Kedua rahang Monica seketika terkatup rapat. Menelan napasnya yang tercekat. Ya, ia hanya ingin memastikan Aleta melihat bahwa Bastian sudah baik-baik saja dan tak perlu ada yang dicemaskan lagi oleh sang putri. “Ini juga demi kebaikan kalian berdua.”

“Ya, terima kasih untuk niat baiknya, Ma. Tapi … kami akan mengurus pernikahan kami sendiri.”

Nirel memberikan tekanan dalam genggamannya, membungkam apa pun yang akan dikatakan oleh sang istri lagi. Pandangannya beralih menatap sang putri yang duduk di seberang meja, memberikan satu anggukan dan berkata dengan suara rendah. “Baiklah. Kami akan pergi.”

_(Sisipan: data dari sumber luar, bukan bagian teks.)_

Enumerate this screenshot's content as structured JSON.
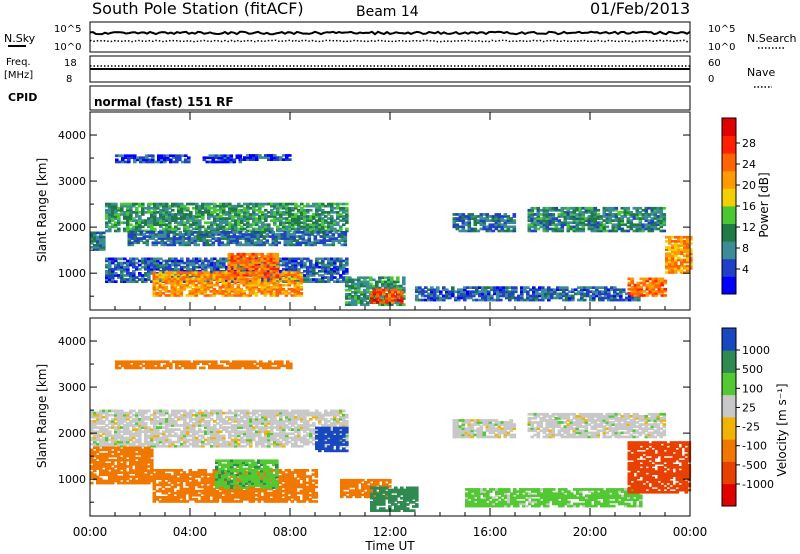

Aleta hanya bisa menatap kepergian Nirel dan Monica dengan emosi Leon yang masih jauh dari kata baik. Bahkan papanya pun tak berkutik dengan titah seorang Leon. Sikap Leon pada papanya pun jauh berbeda dengan sebelumnya yang selalu penuh dengan hormat.

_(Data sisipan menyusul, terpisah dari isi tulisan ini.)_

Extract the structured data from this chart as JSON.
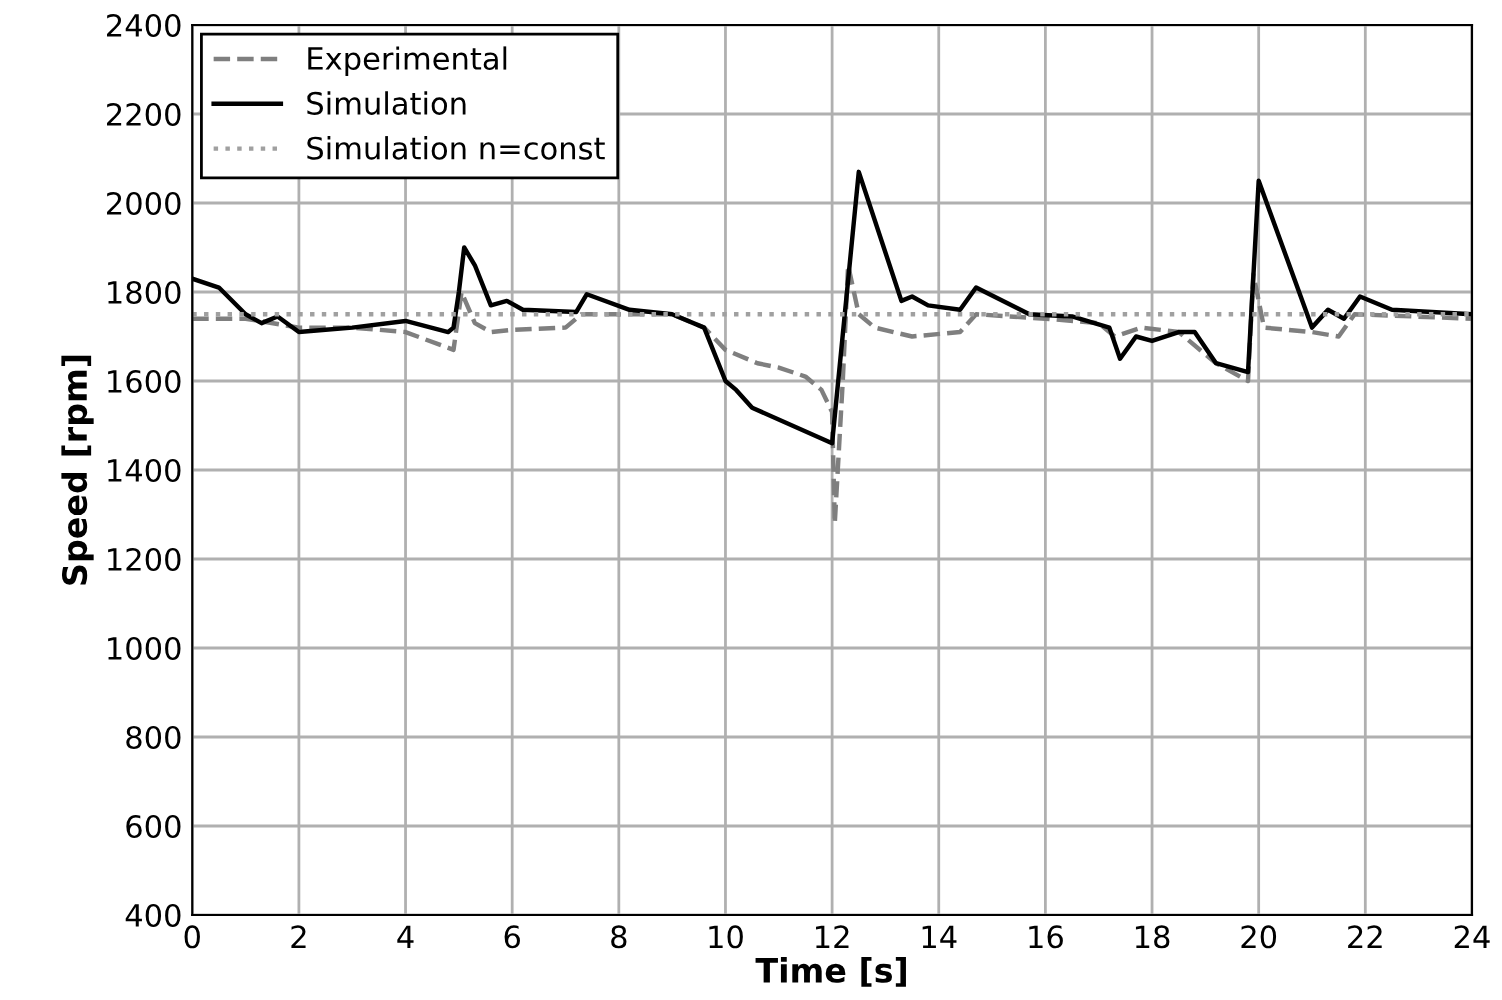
{
  "chart_data": {
    "type": "line",
    "xlabel": "Time [s]",
    "ylabel": "Speed [rpm]",
    "xlim": [
      0,
      24
    ],
    "xticks": [
      0,
      2,
      4,
      6,
      8,
      10,
      12,
      14,
      16,
      18,
      20,
      22,
      24
    ],
    "ylim": [
      400,
      2400
    ],
    "yticks": [
      400,
      600,
      800,
      1000,
      1200,
      1400,
      1600,
      1800,
      2000,
      2200,
      2400
    ],
    "grid": true,
    "legend": "top left",
    "series": [
      {
        "name": "Experimental",
        "color": "#7f7f7f",
        "line_style": "dashed",
        "x": [
          0,
          1,
          2,
          3,
          4,
          4.9,
          5.05,
          5.3,
          5.6,
          6,
          7,
          7.3,
          9,
          9.6,
          10,
          10.6,
          11,
          11.5,
          11.8,
          12.0,
          12.05,
          12.2,
          12.3,
          12.5,
          12.8,
          13.5,
          14.4,
          14.7,
          16,
          17,
          17.3,
          17.8,
          18.5,
          19.2,
          19.8,
          19.9,
          20.1,
          21,
          21.5,
          21.8,
          24
        ],
        "values": [
          1740,
          1740,
          1720,
          1720,
          1710,
          1670,
          1800,
          1730,
          1710,
          1715,
          1720,
          1750,
          1750,
          1720,
          1670,
          1640,
          1630,
          1610,
          1580,
          1530,
          1280,
          1600,
          1860,
          1750,
          1720,
          1700,
          1710,
          1750,
          1740,
          1730,
          1700,
          1720,
          1710,
          1640,
          1600,
          1840,
          1720,
          1710,
          1700,
          1750,
          1740
        ]
      },
      {
        "name": "Simulation",
        "color": "#000000",
        "line_style": "solid",
        "x": [
          0,
          0.5,
          1,
          1.3,
          1.6,
          2,
          2.5,
          3,
          4,
          4.8,
          4.9,
          5.0,
          5.1,
          5.3,
          5.6,
          5.9,
          6.2,
          7.2,
          7.4,
          8.2,
          9,
          9.6,
          10,
          10.2,
          10.5,
          12.0,
          12.5,
          13.3,
          13.5,
          13.8,
          14.4,
          14.7,
          15.7,
          16.5,
          17.2,
          17.4,
          17.7,
          18,
          18.5,
          18.8,
          19.2,
          19.8,
          20.0,
          21.0,
          21.3,
          21.6,
          21.9,
          22.5,
          24
        ],
        "values": [
          1830,
          1810,
          1750,
          1730,
          1745,
          1710,
          1715,
          1720,
          1735,
          1710,
          1720,
          1800,
          1900,
          1860,
          1770,
          1780,
          1760,
          1755,
          1795,
          1760,
          1750,
          1720,
          1600,
          1580,
          1540,
          1460,
          2070,
          1780,
          1790,
          1770,
          1760,
          1810,
          1750,
          1745,
          1720,
          1650,
          1700,
          1690,
          1710,
          1710,
          1640,
          1620,
          2050,
          1720,
          1760,
          1740,
          1790,
          1760,
          1750
        ]
      },
      {
        "name": "Simulation n=const",
        "color": "#a0a0a0",
        "line_style": "dotted",
        "x": [
          0,
          24
        ],
        "values": [
          1750,
          1750
        ]
      }
    ]
  }
}
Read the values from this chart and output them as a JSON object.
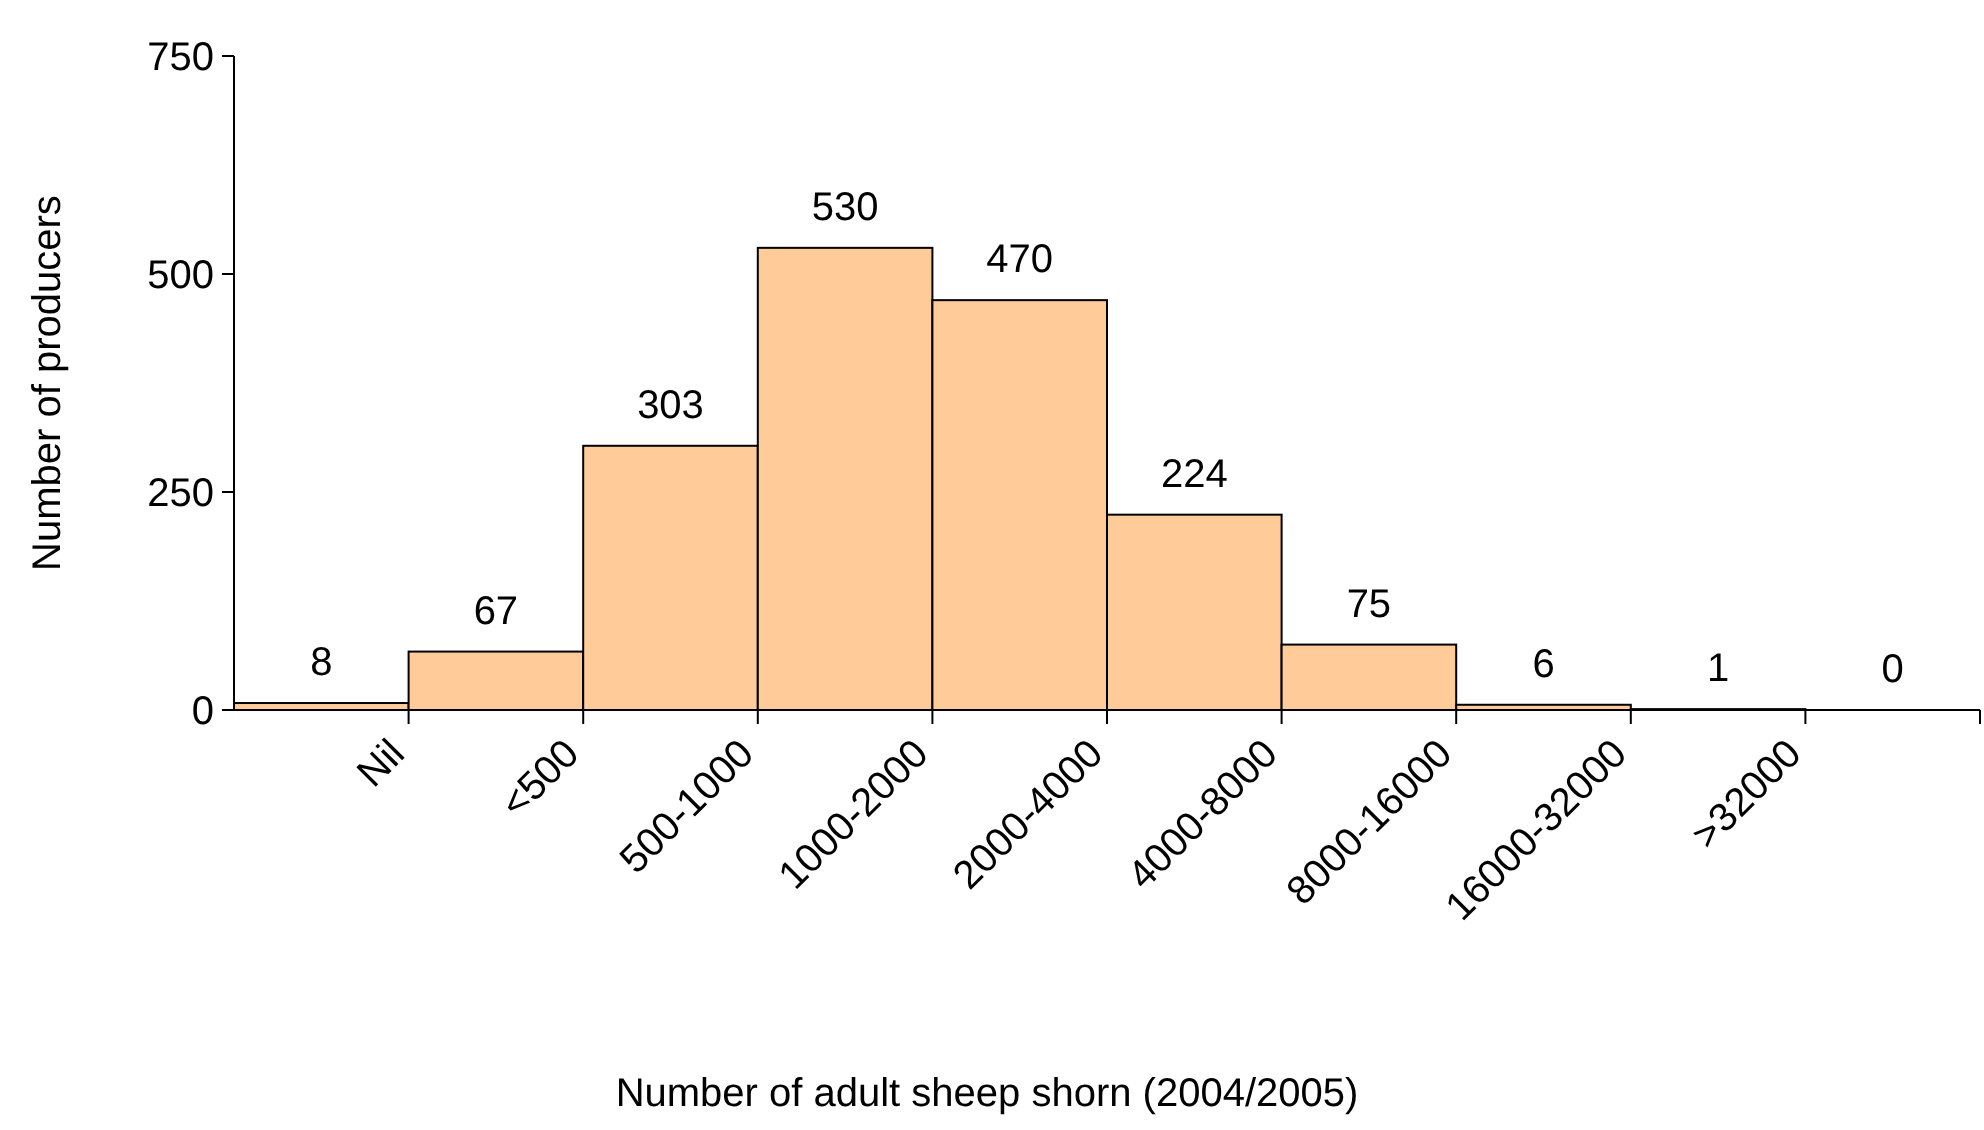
{
  "chart_data": {
    "type": "bar",
    "xlabel": "Number of adult sheep shorn (2004/2005)",
    "ylabel": "Number of producers",
    "categories": [
      "Nil",
      "<500",
      "500-1000",
      "1000-2000",
      "2000-4000",
      "4000-8000",
      "8000-16000",
      "16000-32000",
      ">32000",
      null
    ],
    "values": [
      8,
      67,
      303,
      530,
      470,
      224,
      75,
      6,
      1,
      0
    ],
    "color": "#ffcc99",
    "ylim": [
      0,
      750
    ],
    "yticks": [
      0,
      250,
      500,
      750
    ],
    "grid": false,
    "data_labels": true
  }
}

“Kau ingin pergi?” Leon yang pertama kali memecah kesunyian di antara keduanya.

Aleta menelan ludahnya. Bisa merasakan kalau pertanyaan menjebak Leon sengaja untuk menyudutkannya. Kepalanya bergerak menghadap pria itu dengan perlahan. Langsung terkunci oleh tatapan menelisik pria itu. 

“Kau tak akan mengijinkanku meski aku ingin pergi, kan? Kenapa selalu mempertanyakan hal yang sudah pasti? Pendapatku jelas tak lebih penting dari keputusanmu, Leon.” Suara Aleta keluar dengan penuh ketenangan, pun begitu sindiran yang terselip sama sekali tak tertutupi.

Leon terkekeh. “Kalau begitu bersiaplah.”

Mata Aleta terbeliak terkejut sekaligus terheran. “A-apa?”

Seringai Leon lebih tinggi. “Tidak seperti yang kau pikirkan, istriku. Kita akan membuat acara sendiri. Hanya kita berdua.”